Yuyuan Tantian, cabang media baru dari China Media Group (CMG), mengutip laporan Wall Street Journal berdasarkan data mingguan dari Departemen Pertanian AS yang mengatakan bahwa Tiongkok telah mengurangi impor kedelai dari Amerika Serikat dan mengurangi jumlah daging babi yang rencananya akan diimpor dari Amerika Serikat pada tahun 2025.

Sementara itu, Yuyuan Tantian juga melaporkan bahwa dalam beberapa hari terakhir, beberapa kapal kedelai Brasil telah tiba setiap hari di terminal Laotangshan di Pelabuhan Ningbo-Zhoushan di Zhejiang.

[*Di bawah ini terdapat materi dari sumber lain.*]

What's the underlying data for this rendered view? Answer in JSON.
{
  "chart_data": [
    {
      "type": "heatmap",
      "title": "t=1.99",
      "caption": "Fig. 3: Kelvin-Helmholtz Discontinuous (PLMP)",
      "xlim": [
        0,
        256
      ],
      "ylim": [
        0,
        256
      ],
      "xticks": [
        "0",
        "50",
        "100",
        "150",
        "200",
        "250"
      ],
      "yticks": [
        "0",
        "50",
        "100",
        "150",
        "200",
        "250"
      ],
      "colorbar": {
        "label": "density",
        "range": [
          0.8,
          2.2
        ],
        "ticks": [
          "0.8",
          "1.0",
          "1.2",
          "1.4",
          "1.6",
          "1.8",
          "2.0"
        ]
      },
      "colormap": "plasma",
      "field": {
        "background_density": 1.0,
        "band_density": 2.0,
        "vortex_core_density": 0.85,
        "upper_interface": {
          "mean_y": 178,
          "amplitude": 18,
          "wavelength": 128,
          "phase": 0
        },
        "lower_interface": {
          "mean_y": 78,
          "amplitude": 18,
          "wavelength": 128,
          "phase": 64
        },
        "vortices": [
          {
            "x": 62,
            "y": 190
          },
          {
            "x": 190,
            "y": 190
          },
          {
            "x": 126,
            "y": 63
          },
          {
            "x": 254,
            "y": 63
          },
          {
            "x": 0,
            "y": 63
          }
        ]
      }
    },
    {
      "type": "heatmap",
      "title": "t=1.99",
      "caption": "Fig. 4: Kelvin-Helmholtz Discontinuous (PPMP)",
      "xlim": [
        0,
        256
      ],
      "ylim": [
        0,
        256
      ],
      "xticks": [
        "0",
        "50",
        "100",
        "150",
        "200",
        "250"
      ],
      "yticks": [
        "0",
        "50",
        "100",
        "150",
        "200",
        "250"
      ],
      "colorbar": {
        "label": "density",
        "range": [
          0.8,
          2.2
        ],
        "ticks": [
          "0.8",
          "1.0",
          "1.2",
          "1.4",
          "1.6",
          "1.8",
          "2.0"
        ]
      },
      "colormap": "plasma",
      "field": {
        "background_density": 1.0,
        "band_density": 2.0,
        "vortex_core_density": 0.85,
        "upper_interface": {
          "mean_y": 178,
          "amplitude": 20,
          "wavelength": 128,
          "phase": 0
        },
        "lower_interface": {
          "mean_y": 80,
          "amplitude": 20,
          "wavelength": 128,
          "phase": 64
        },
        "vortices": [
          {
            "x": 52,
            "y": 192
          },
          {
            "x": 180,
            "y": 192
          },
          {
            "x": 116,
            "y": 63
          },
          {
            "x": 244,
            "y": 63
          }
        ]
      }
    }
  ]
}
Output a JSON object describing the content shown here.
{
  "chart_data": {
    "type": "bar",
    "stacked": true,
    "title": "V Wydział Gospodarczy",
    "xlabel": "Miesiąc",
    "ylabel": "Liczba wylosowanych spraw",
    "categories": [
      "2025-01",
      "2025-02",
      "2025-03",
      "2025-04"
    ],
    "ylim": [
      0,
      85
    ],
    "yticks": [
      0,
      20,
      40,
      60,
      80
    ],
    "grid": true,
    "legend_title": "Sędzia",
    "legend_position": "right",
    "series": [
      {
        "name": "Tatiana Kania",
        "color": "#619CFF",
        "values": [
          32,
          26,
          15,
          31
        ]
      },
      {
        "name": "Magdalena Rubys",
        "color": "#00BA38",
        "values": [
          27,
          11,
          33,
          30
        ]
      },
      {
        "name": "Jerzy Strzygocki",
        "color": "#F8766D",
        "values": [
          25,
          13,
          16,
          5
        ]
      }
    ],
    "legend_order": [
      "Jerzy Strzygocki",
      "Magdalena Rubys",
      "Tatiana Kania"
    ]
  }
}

Laporan tersebut, yang mengutip informasi eksklusif, mengatakan bahwa sekitar 40 kapal kedelai Brasil diperkirakan akan berlabuh di sisi Zhoushan di Pelabuhan Ningbo-Zhoushan pada bulan April 2025, menandai peningkatan 48 persen dari tahun ke tahun dari 27 pengiriman yang tercatat pada periode yang sama tahun lalu.

Selain itu, laporan tersebut juga memproyeksikan bahwa total 700.000 ton kedelai Brasil diperkirakan akan dibongkar di area pelabuhan pada bulan April 2025, meningkat 32 persen dari tahun ke tahun dari 530.000 ton yang tercatat pada periode yang sama tahun lalu.